Last semester I had the pleasure of writing about a series of short trips, travels and people I met overseas. Being back on campus has left me feeling like I’m suffering from withdrawals.
So this term, I’ll be mixing things up with ideas, plans and opportunities that I’ve come across for us students to insert some adventure into our academic schedules.
This week’s highlight is on a trip I’ll be taking to Antarctica later this semester.
In the past few years a company called 2041 takes a bunch of students to Antarctica for a two-week expedition. 2041 was founded by polar explorer, environmental leader and public speaker Robert Swan, OBE — the first person in history to walk to both the North and South poles.
Swan has dedicated his life to the preservation of Antarctica by the promotion of recycling, renewable energy and sustainability to work against the effects of climate change.
2041 is named after the year in which the review of the Environmental Protocol of the Antarctic Treaty. The company is devoted to working toward the protection of this treaty, in the hopes that there is never a need to exploit the last great continent on Earth for minerals and fossil fuel.
Their mission is to build on this by informing, engaging and inspiring the next generation of leaders to take responsibility, to be sustainable and to know that now is the time for action in policy development and business generation.
This year, 2041 has partnered with British Petroleum to host the student expedition to the Antarctic Peninsula led by the noted polar explorer.
Featuring activities and discussions exploring the big issues facing the planet today, they hope the ideas and insights exchanged on the expedition will help shape the lives and choices of the future leaders long after their trip to Antarctica has ended.
In addition to Swan and his team of polar experts — including experts on climate change and energy, a naturalist and a pair of activity facilitators — Vivienne Cox, the chief executive of BP Alternative Energy, will be joining the trip.
According to 2041’s home page, the journey will begin in Ushuaia, the southernmost city in the world on the shores of Tierra del Fuego in Argentina.
Before boarding the expedition vessel, “MV Ioffe,” the team will spend two days preparing for the adventure and meeting fellow expedition members in the Hotel del Glaciar.
Once introductions and preparations are completed, the participants will board their ship and commence on a 48-hour journey south via the Drake Passage, before approaching Antarctica near the South Shetland Islands.

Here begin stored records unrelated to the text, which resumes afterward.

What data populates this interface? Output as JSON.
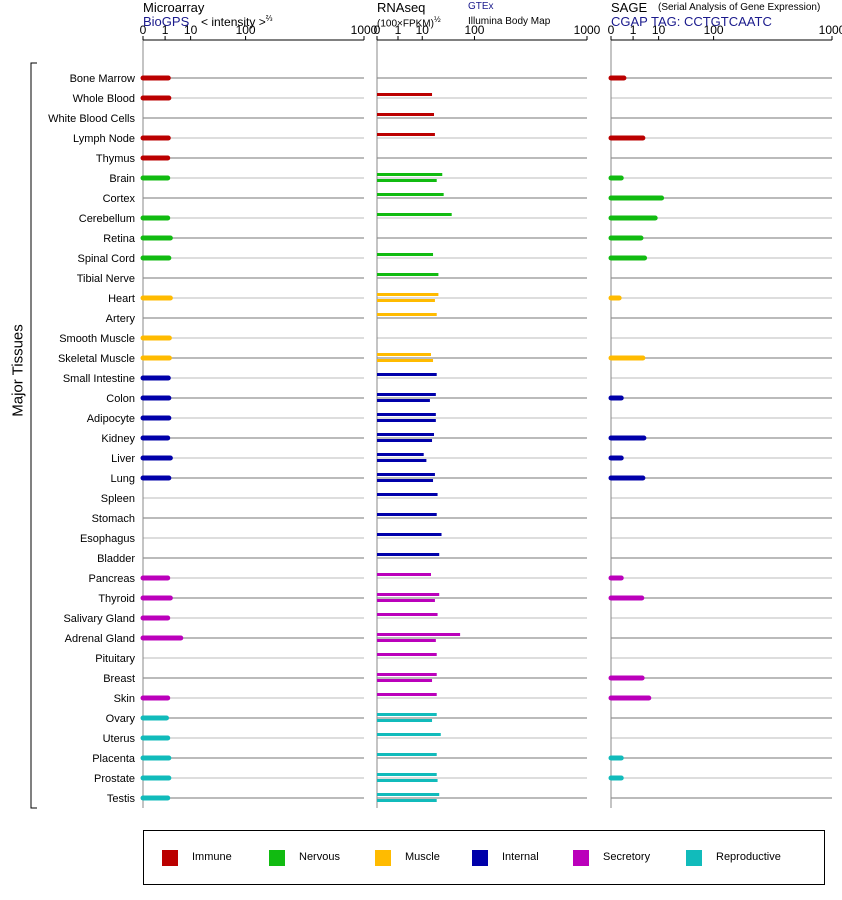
{
  "panels": {
    "microarray": {
      "title": "Microarray",
      "subtitle": "BioGPS",
      "scale_label": "< intensity >",
      "scale_exponent": "⅔",
      "ticks": [
        "0",
        "1",
        "10",
        "100",
        "1000"
      ]
    },
    "rnaseq": {
      "title": "RNAseq",
      "scale_label": "(100×FPKM)",
      "scale_exponent": "½",
      "source1": "GTEx",
      "source2": "Illumina Body Map",
      "ticks": [
        "0",
        "1",
        "10",
        "100",
        "1000"
      ]
    },
    "sage": {
      "title": "SAGE",
      "description": "(Serial Analysis of Gene Expression)",
      "tag": "CGAP  TAG: CCTGTCAATC",
      "ticks": [
        "0",
        "1",
        "10",
        "100",
        "1000"
      ]
    }
  },
  "side_label": "Major Tissues",
  "colors": {
    "Immune": "#bb0000",
    "Nervous": "#11bb11",
    "Muscle": "#ffbb00",
    "Internal": "#0000aa",
    "Secretory": "#bb00bb",
    "Reproductive": "#11bbbb"
  },
  "legend": [
    "Immune",
    "Nervous",
    "Muscle",
    "Internal",
    "Secretory",
    "Reproductive"
  ],
  "chart_data": {
    "type": "bar",
    "scale": "power-root axis (0, 1, 10, 100, 1000)",
    "xlim": [
      0,
      1000
    ],
    "grid": true,
    "categories": [
      "Bone Marrow",
      "Whole Blood",
      "White Blood Cells",
      "Lymph Node",
      "Thymus",
      "Brain",
      "Cortex",
      "Cerebellum",
      "Retina",
      "Spinal Cord",
      "Tibial Nerve",
      "Heart",
      "Artery",
      "Smooth Muscle",
      "Skeletal Muscle",
      "Small Intestine",
      "Colon",
      "Adipocyte",
      "Kidney",
      "Liver",
      "Lung",
      "Spleen",
      "Stomach",
      "Esophagus",
      "Bladder",
      "Pancreas",
      "Thyroid",
      "Salivary Gland",
      "Adrenal Gland",
      "Pituitary",
      "Breast",
      "Skin",
      "Ovary",
      "Uterus",
      "Placenta",
      "Prostate",
      "Testis"
    ],
    "groups": [
      "Immune",
      "Immune",
      "Immune",
      "Immune",
      "Immune",
      "Nervous",
      "Nervous",
      "Nervous",
      "Nervous",
      "Nervous",
      "Nervous",
      "Muscle",
      "Muscle",
      "Muscle",
      "Muscle",
      "Internal",
      "Internal",
      "Internal",
      "Internal",
      "Internal",
      "Internal",
      "Internal",
      "Internal",
      "Internal",
      "Internal",
      "Secretory",
      "Secretory",
      "Secretory",
      "Secretory",
      "Secretory",
      "Secretory",
      "Secretory",
      "Reproductive",
      "Reproductive",
      "Reproductive",
      "Reproductive",
      "Reproductive"
    ],
    "microarray": [
      1.5,
      1.6,
      null,
      1.5,
      1.4,
      1.4,
      null,
      1.4,
      1.9,
      1.6,
      null,
      1.9,
      null,
      1.7,
      1.7,
      1.5,
      1.6,
      1.6,
      1.4,
      1.9,
      1.6,
      null,
      null,
      null,
      null,
      1.4,
      1.9,
      1.4,
      5,
      null,
      null,
      1.4,
      1.2,
      1.4,
      1.6,
      1.6,
      1.4
    ],
    "rnaseq_gtex": [
      null,
      18,
      20,
      21,
      null,
      30,
      32,
      45,
      null,
      19,
      25,
      25,
      23,
      null,
      17,
      23,
      22,
      22,
      20,
      11,
      21,
      24,
      23,
      29,
      26,
      17,
      26,
      24,
      62,
      23,
      23,
      23,
      23,
      28,
      23,
      23,
      26
    ],
    "rnaseq_ibm": [
      null,
      null,
      null,
      null,
      null,
      23,
      null,
      null,
      null,
      null,
      null,
      21,
      null,
      null,
      19,
      null,
      16,
      22,
      18,
      13,
      19,
      null,
      null,
      null,
      null,
      null,
      21,
      null,
      22,
      null,
      18,
      null,
      18,
      null,
      null,
      24,
      23
    ],
    "sage": [
      0.2,
      null,
      null,
      3,
      null,
      0.1,
      12,
      8,
      2.5,
      3.5,
      null,
      0.05,
      null,
      null,
      3,
      null,
      0.1,
      null,
      3.3,
      0.1,
      3,
      null,
      null,
      null,
      null,
      0.1,
      2.7,
      null,
      null,
      null,
      2.8,
      5,
      null,
      null,
      0.1,
      0.1,
      null
    ]
  }
}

Over the following days, the crew will work closely with Swan and his experienced exhibition leaders, visiting locations along the Antarctic Peninsula and exploring the continent by foot possibly two or three times a day. Expedition participants are also be invited to share their knowledge and enter into discussion and debate through a sequence of stimulating workshops and exercises onboard the expedition vessel.
The expedition is designed to be a catalyst for subsequent activity. On return, each participant is encouraged to use the skills, knowledge and the alliances they have formed to organize events and learning experiences that will hopefully encourage their fellow students or members of their communities to take action to address the major issues facing our planet.
More information on the Antarctica Expedition for students can be found by searching “BP Antarctica Expedition” on the Internet.
This year’s 2009 expedition participants have been selected but the application process opens near the middle of the summer each year. With nearly 2,000 applicants for the three-stage selection process for the 50 positions, it’s never too early to start preparing for this opportunity.